Step 3 — annotate the columns that matter

You don't need to annotate every column. The minimum that produces a useful ontology is:

  • One row per important table with a semantic_class (e.g. Customer, Order).
  • One row per primary key column so it becomes the identifier.
  • Sensitivity tier on any PII or restricted column.

Skip everything else on day 1. Re-run the pipeline and refine over time.

INSERT INTO ontology_metadata (table_name, column_name, semantic_class, business_term, sensitivity) VALUES
  ('orders',    NULL,          'Order',    'A customer purchase',                'Internal'),
  ('orders',    'id',          'Order',    'Order identifier',                   'Internal'),
  ('orders',    'customer_id', 'Customer', 'Foreign key to the placing customer','Internal'),
  ('customers', NULL,          'Customer', 'A person or organisation',           'Confidential'),
  ('customers', 'email',       'Customer', 'Primary contact address',            'Confidential');

Step 4 — run the pipeline

python3 toolkit.py --db "postgresql://user:pass@host/mydb" --out output/
open output/reports/toolkit_report.html

If you'd rather start from a wizard with no SQL writing, see install.md §2.


What you actually got

After output/ is populated, three files matter on day 1:

File Why you care
output/reports/toolkit_report.html One-page visual run summary — open this first
output/ontology/enterprise.ttl The OWL 2 ontology you can hand to any RDF tool, reasoner, or graph store
output/jsonld/enterprise-context.json The JSON-LD context used by every downstream agent payload

Everything else (SHACL shapes, SKOS vocab, mapping workbook, MCP tool definitions) is real value but not required to evaluate the toolkit's output.


Adding LLMs / drift / federation later

These are opt-in.
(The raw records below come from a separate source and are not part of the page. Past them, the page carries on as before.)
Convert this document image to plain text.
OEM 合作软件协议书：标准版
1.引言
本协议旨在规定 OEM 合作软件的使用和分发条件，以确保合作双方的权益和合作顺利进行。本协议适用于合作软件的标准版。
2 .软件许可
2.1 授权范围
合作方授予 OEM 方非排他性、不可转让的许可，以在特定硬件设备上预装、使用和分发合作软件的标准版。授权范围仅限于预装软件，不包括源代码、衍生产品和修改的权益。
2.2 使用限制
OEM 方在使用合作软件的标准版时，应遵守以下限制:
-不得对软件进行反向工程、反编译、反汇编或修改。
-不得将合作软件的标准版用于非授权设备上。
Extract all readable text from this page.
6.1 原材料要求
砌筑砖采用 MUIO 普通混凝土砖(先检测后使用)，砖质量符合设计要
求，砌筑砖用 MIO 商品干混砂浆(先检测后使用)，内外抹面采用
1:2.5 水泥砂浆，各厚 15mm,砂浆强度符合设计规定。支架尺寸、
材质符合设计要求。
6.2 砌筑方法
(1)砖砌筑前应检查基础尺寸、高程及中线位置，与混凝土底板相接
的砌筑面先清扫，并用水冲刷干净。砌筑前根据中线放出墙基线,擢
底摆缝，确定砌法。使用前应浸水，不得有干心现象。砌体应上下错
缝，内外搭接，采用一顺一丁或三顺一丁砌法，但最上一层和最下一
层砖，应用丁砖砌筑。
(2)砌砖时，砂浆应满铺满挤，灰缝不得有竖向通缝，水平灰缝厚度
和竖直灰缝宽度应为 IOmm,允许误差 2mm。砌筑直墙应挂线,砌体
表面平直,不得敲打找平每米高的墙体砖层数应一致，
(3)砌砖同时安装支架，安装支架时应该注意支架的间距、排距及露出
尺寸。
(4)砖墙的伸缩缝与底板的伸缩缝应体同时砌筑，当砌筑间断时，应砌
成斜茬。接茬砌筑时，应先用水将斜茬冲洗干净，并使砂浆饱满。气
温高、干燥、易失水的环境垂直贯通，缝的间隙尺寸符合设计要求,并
Skip them on day 1 — the pipeline runs fine without any of them.

When you want to… Install Read
Wire LLM calls through the SHACL gates and OWL grounding pip install -r requirements-runtime.txt docs/runtime.md · docs/sdk.md
Monitor production data drift against the ontology pip install -r requirements-drift.txt examples/infodrift/README.md
Use the browser-based wizard pip install -r requirements-advanced.txt install.md §2
Publish to Fuseki / Stardog / Neptune / GraphDB pip install -r requirements-advanced.txt (Neptune only) docs/advanced.md
Federate with another organisation's ontology core only docs/advanced.md
Generate compliance evidence bundles core only docs/advanced.md

You probably don't need (yet)

These are advanced features. Useful when you have a specific need — distracting otherwise. Each lives behind a --phase flag and is documented inside docs/advanced.md.
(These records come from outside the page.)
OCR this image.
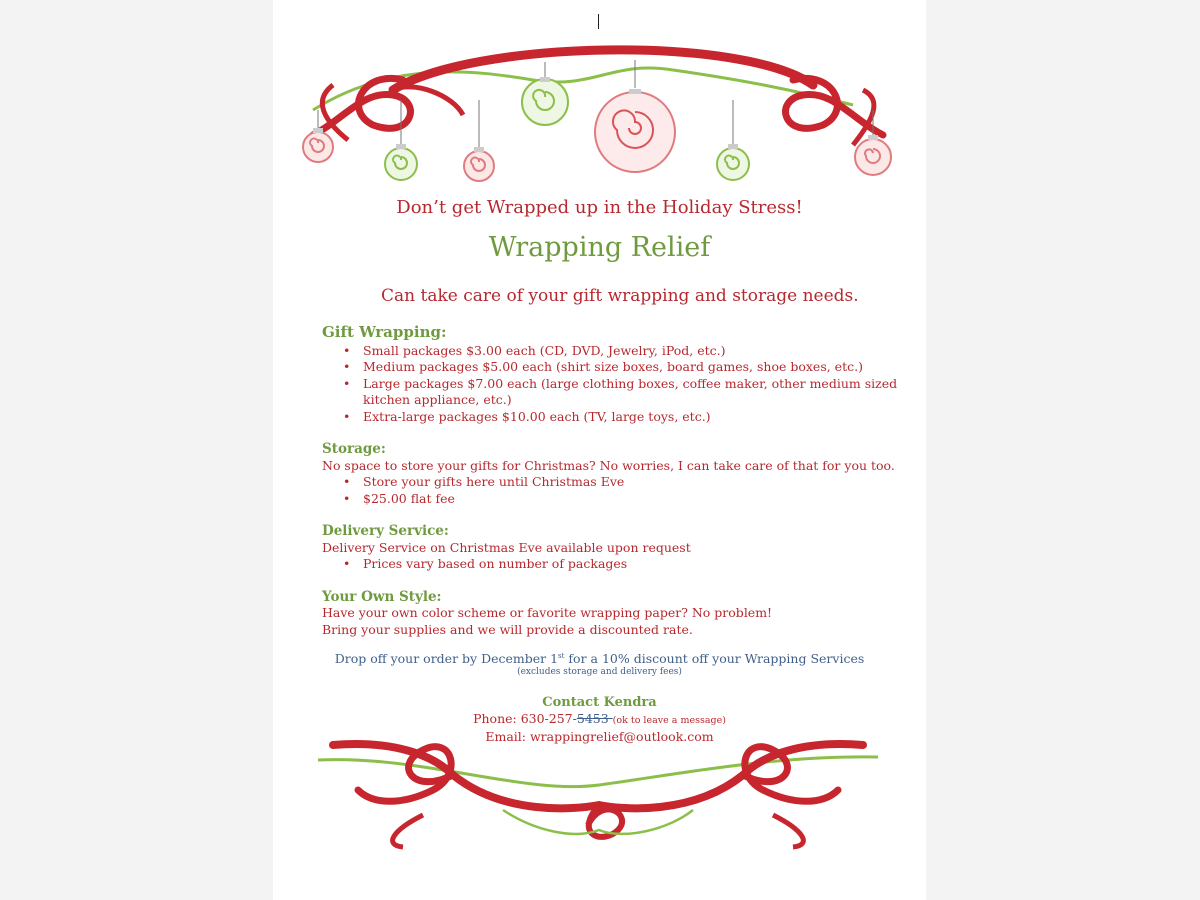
Don’t get Wrapped up in the Holiday Stress!
Wrapping Relief
Can take care of your gift wrapping and storage needs.

Gift Wrapping:

• Small packages $3.00 each (CD, DVD, Jewelry, iPod, etc.)
• Medium packages $5.00 each (shirt size boxes, board games, shoe boxes, etc.)
• Large packages $7.00 each (large clothing boxes, coffee maker, other medium sized kitchen appliance, etc.)
• Extra-large packages $10.00 each (TV, large toys, etc.)

Storage:

No space to store your gifts for Christmas? No worries, I can take care of that for you too.

• Store your gifts here until Christmas Eve
• $25.00 flat fee

Delivery Service:

Delivery Service on Christmas Eve available upon request

• Prices vary based on number of packages

Your Own Style:

Have your own color scheme or favorite wrapping paper? No problem!

Bring your supplies and we will provide a discounted rate.

Drop off your order by December 1st for a 10% discount off your Wrapping Services
(excludes storage and delivery fees)
Contact Kendra
Phone: 630-257-5453 (ok to leave a message)
Email: wrappingrelief@outlook.com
  • --phase reasoner — OWL 2 consistency checking via ROBOT (needs Java + a 100 MB jar)
  • --phase modular — splits the ontology into importable modules with cycle detection
  • --phase discover — NLP entity discovery from log corpora (requires spaCy + an English model)
  • --phase tmf630 — TMF Open API Task + Bulk operations
  • --phase evolve — autonomous ontology evolution proposals
  • --phase federate — cross-enterprise federation with signed manifests
  • --phase comply — regulatory evidence bundles (EU AI Act, Basel IV, HIPAA, Ofcom)
  • --phase embed / --phase retrieve — ontology-bounded vector retrieval
  • --phase monitor — production drift monitoring (drift_monitor / infodrift)
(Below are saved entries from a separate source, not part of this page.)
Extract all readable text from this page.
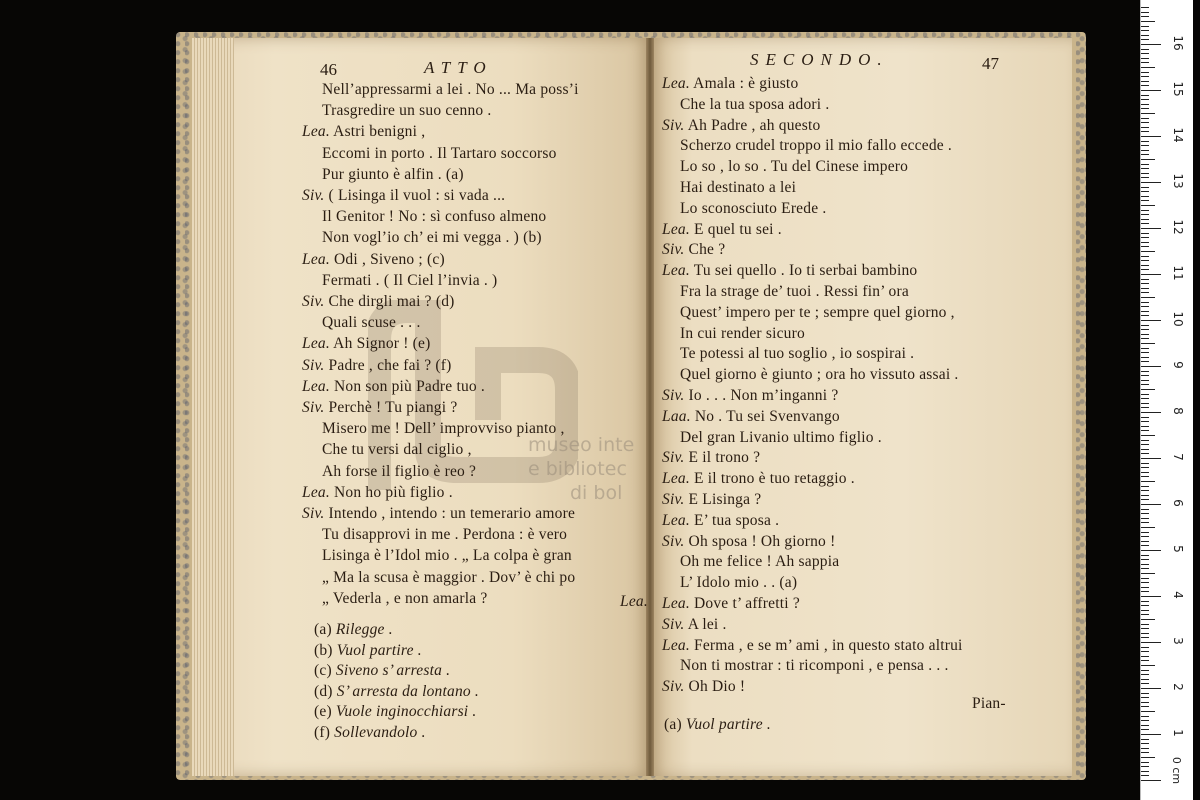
museo inte
e bibliotec
di bol
46	ATTO
Nell’appressarmi a lei . No ... Ma poss’i
Trasgredire un suo cenno .
Lea. Astri benigni ,
Eccomi in porto . Il Tartaro soccorso
Pur giunto è alfin . (a)
Siv. ( Lisinga il vuol : si vada ...
Il Genitor ! No : sì confuso almeno
Non vogl’io ch’ ei mi vegga . ) (b)
Lea. Odi , Siveno ; (c)
Fermati . ( Il Ciel l’invia . )
Siv. Che dirgli mai ? (d)
Quali scuse . . .
Lea. Ah Signor ! (e)
Siv. Padre , che fai ? (f)
Lea. Non son più Padre tuo .
Siv. Perchè ! Tu piangi ?
Misero me ! Dell’ improvviso pianto ,
Che tu versi dal ciglio ,
Ah forse il figlio è reo ?
Lea. Non ho più figlio .
Siv. Intendo , intendo : un temerario amore
Tu disapprovi in me . Perdona : è vero
Lisinga è l’Idol mio . „ La colpa è gran
„ Ma la scusa è maggior . Dov’ è chi po
„ Vederla , e non amarla ?	Lea.
(a) Rilegge .
(b) Vuol partire .
(c) Siveno s’ arresta .
(d) S’ arresta da lontano .
(e) Vuole inginocchiarsi .
(f) Sollevandolo .
SECONDO.	47
Lea. Amala : è giusto
Che la tua sposa adori .
Siv. Ah Padre , ah questo
Scherzo crudel troppo il mio fallo eccede .
Lo so , lo so . Tu del Cinese impero
Hai destinato a lei
Lo sconosciuto Erede .
Lea. E quel tu sei .
Siv. Che ?
Lea. Tu sei quello . Io ti serbai bambino
Fra la strage de’ tuoi . Ressi fin’ ora
Quest’ impero per te ; sempre quel giorno ,
In cui render sicuro
Te potessi al tuo soglio , io sospirai .
Quel giorno è giunto ; ora ho vissuto assai .
Siv. Io . . . Non m’inganni ?
Laa. No . Tu sei Svenvango
Del gran Livanio ultimo figlio .
Siv. E il trono ?
Lea. E il trono è tuo retaggio .
Siv. E Lisinga ?
Lea. E’ tua sposa .
Siv. Oh sposa ! Oh giorno !
Oh me felice ! Ah sappia
L’ Idolo mio . . (a)
Lea. Dove t’ affretti ?
Siv. A lei .
Lea. Ferma , e se m’ ami , in questo stato altrui
Non ti mostrar : ti ricomponi , e pensa . . .
Siv. Oh Dio !
Pian-
(a) Vuol partire .
0 cm
1
2
3
4
5
6
7
8
9
10
11
12
13
14
15
16
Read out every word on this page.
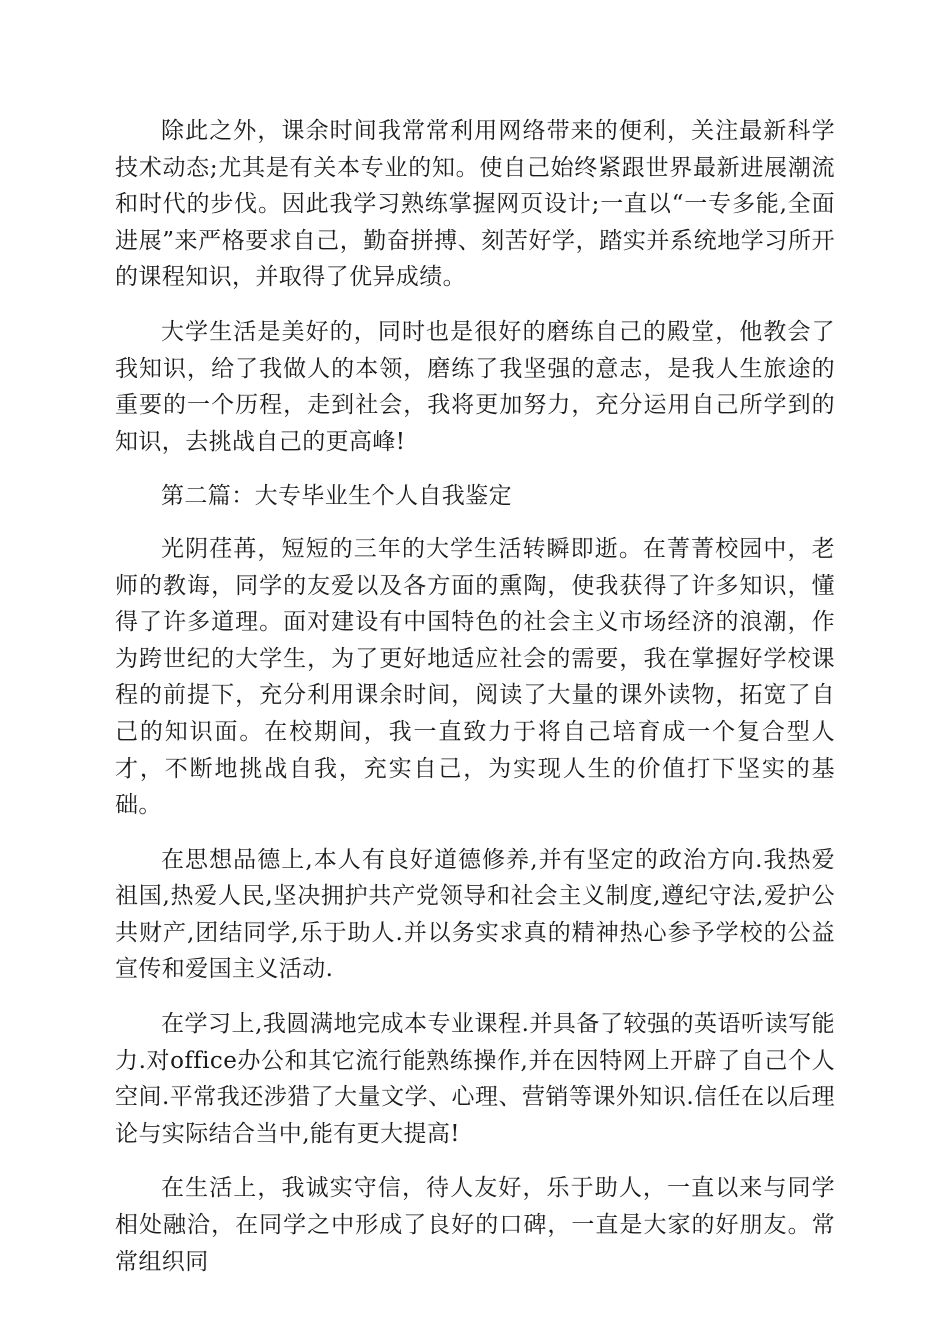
除此之外，课余时间我常常利用网络带来的便利，关注最新科学技术动态;尤其是有关本专业的知。使自己始终紧跟世界最新进展潮流和时代的步伐。因此我学习熟练掌握网页设计;一直以“一专多能,全面进展”来严格要求自己，勤奋拼搏、刻苦好学，踏实并系统地学习所开的课程知识，并取得了优异成绩。

大学生活是美好的，同时也是很好的磨练自己的殿堂，他教会了我知识，给了我做人的本领，磨练了我坚强的意志，是我人生旅途的重要的一个历程，走到社会，我将更加努力，充分运用自己所学到的知识，去挑战自己的更高峰!

第二篇：大专毕业生个人自我鉴定

光阴荏苒，短短的三年的大学生活转瞬即逝。在菁菁校园中，老师的教诲，同学的友爱以及各方面的熏陶，使我获得了许多知识，懂得了许多道理。面对建设有中国特色的社会主义市场经济的浪潮，作为跨世纪的大学生，为了更好地适应社会的需要，我在掌握好学校课程的前提下，充分利用课余时间，阅读了大量的课外读物，拓宽了自己的知识面。在校期间，我一直致力于将自己培育成一个复合型人才，不断地挑战自我，充实自己，为实现人生的价值打下坚实的基础。

在思想品德上,本人有良好道德修养,并有坚定的政治方向.我热爱祖国,热爱人民,坚决拥护共产党领导和社会主义制度,遵纪守法,爱护公共财产,团结同学,乐于助人.并以务实求真的精神热心参予学校的公益宣传和爱国主义活动.

在学习上,我圆满地完成本专业课程.并具备了较强的英语听读写能力.对office办公和其它流行能熟练操作,并在因特网上开辟了自己个人空间.平常我还涉猎了大量文学、心理、营销等课外知识.信任在以后理论与实际结合当中,能有更大提高!

在生活上，我诚实守信，待人友好，乐于助人，一直以来与同学相处融洽，在同学之中形成了良好的口碑，一直是大家的好朋友。常常组织同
Run python3 toolkit.py --help to see every flag, but ignore most of them on first contact.


When to read what

Document When
This file First contact, integration recipe, "what's the minimum?"
install.md You hit a database driver issue or want every connection-string format
features.md You want to see the full capability map and decide where to read next
docs/artifacts.md You want to know what a specific generated file is for
docs/runtime.md You're wiring LLM calls through the toolkit's gates
docs/advanced.md You're enabling drift monitoring, federation, compliance, vector retrieval, etc.
docs/sdk.md You're writing application code that calls RuntimeClient, Grounder, etc.